Bagus Wicaksono |
Puasa merupakan salah satu ibadah yang luhur. Karena Allah Swt.sendiri memuliakan ibadah tersebut dengan menjadikan amal shaum untuk-Nya dan Dia sendiri yang akan memberikan balasannya.
Sebagaimana kita ketahui bahwa ibadah shaum juga diperintahkan kepada umat-umat terdahulu. Allah Swt. berfirman dalam Surah al-Baqarah: 183
(يَاأَيُّهَا الَّذِينَ آمَنُوا كُتِبَ عَلَيْكُمُ الصِّيَامُ كَمَا كُتِبَ عَلَى الَّذِينَ مِنْ قَبْلِكُمْ لَعَلَّكُمْ تَتَّقُونَ)
“Wahai orang-orang yang beriman! Diwajibkan atas kamu berpuasa sebagaimana diwajibkan atas orang sebelum kamu agar kamu bertakwa.”
Ayat ini menjelaskan dengan gamblang urgensitas dan pentingnya ibadah puasa. Maka dari itu, seyogyanya kita menjaga kesucian ibadah ini dengan mengerjakannya dengan penuh keikhlasan lillahi ta’ala.
Lalu bagaimana seorang Mu’min mengetahui dirinya ikhlas berpuasa atau tidak?
Syeikh Mutawalli As-Sya’rowi menjawab masalah ini :
“Hikmah (manfaat) yang terkandung dalam setiap perintah takliifi hanya akan diperoleh oleh Ia yang mengimani bahwa itu adalah perintah dari Allah Swt. Seorang muslim mengerjakan suatu perintah karena Allah Swt. mengatakan kepadanya “Kerjakanlah!”. Dan tidak mengerjakan sesuatu karena Allah Swt. memerintahkan untuk tidak mengerjakannya.
Lalu apakah hikmah suatu perintah didapat oleh Ia yang diperintah atau yang memerintah?

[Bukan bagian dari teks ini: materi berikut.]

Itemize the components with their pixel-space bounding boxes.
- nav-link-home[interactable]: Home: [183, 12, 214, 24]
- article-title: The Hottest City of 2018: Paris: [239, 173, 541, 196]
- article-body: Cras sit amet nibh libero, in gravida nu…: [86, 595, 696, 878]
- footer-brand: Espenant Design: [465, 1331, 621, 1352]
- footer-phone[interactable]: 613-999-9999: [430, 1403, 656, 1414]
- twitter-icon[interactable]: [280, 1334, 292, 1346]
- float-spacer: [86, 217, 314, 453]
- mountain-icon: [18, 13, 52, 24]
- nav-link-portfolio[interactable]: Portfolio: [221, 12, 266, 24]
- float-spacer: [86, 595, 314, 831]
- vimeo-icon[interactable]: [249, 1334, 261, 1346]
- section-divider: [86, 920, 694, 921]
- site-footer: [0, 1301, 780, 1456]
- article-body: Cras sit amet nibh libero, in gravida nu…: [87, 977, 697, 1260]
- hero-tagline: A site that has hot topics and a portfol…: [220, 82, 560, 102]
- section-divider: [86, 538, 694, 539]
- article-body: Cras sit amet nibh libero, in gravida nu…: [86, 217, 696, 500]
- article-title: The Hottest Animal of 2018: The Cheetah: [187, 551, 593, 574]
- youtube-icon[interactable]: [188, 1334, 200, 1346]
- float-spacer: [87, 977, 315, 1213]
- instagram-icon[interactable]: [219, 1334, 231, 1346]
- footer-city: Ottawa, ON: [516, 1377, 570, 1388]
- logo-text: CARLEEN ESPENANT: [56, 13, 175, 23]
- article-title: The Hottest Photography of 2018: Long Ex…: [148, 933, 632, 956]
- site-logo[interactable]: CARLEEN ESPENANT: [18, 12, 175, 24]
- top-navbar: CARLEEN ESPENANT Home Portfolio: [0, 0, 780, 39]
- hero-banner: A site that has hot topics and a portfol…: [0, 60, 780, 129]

Apakah seorang anak kecil yang baru sembuh dari sakitnya akan menyadari hikmah/manfaat dari pahitnya obat yang diminumnya? Sesungguhnya dokterlah yang menetapkan bahwa si anak telah sembuh atau belum, dan dokterlah yang mengetahui manfaat yang terkandung dalam obat tersebut.
Seorang Muslim berpuasa karena Allah Swt. mengatakan “Berpuasalah”. Maka berhati-hatilah dari menafsirkan suatu hukum berdasarkan sebab musababnya.
Bagi mereka yang berpuasa hanya karena yakin puasa akan menyembuhkan penyakit mereka, maka puasa mereka bukanlah ibadah, melainkan hanya sekedar imsak/menahan diri dari lapar dan dahaga.
Serta niat puasa seperti itu tidak tumbuh dari keimanan terhadap perintah puasa, namun hanya berlandaskan kepercayaan terhadap manfaat dari puasa.
Maka yang harus menjadi pondasi utama seorang muslim adalah menerima perintah Allah Swt. tanpa harus mempertimbangkan manfaat, sebab musabab ataupun feedback dari perintah tersebut. Serta tidak menggantungkan kepercayaannya terhadap apa yang akan Ia peroleh dari perintah tersebut. Agar niat ibadahnya menjadi ikhlas karena Allah Swt. dan puasanya hanya mengharapkan ridha Allah Ta’ala. Wallahu a’alam.
*Santri asal Bogor, saat ini sedang menempuh pendidikan di Universitas Al-Azhar Mesir.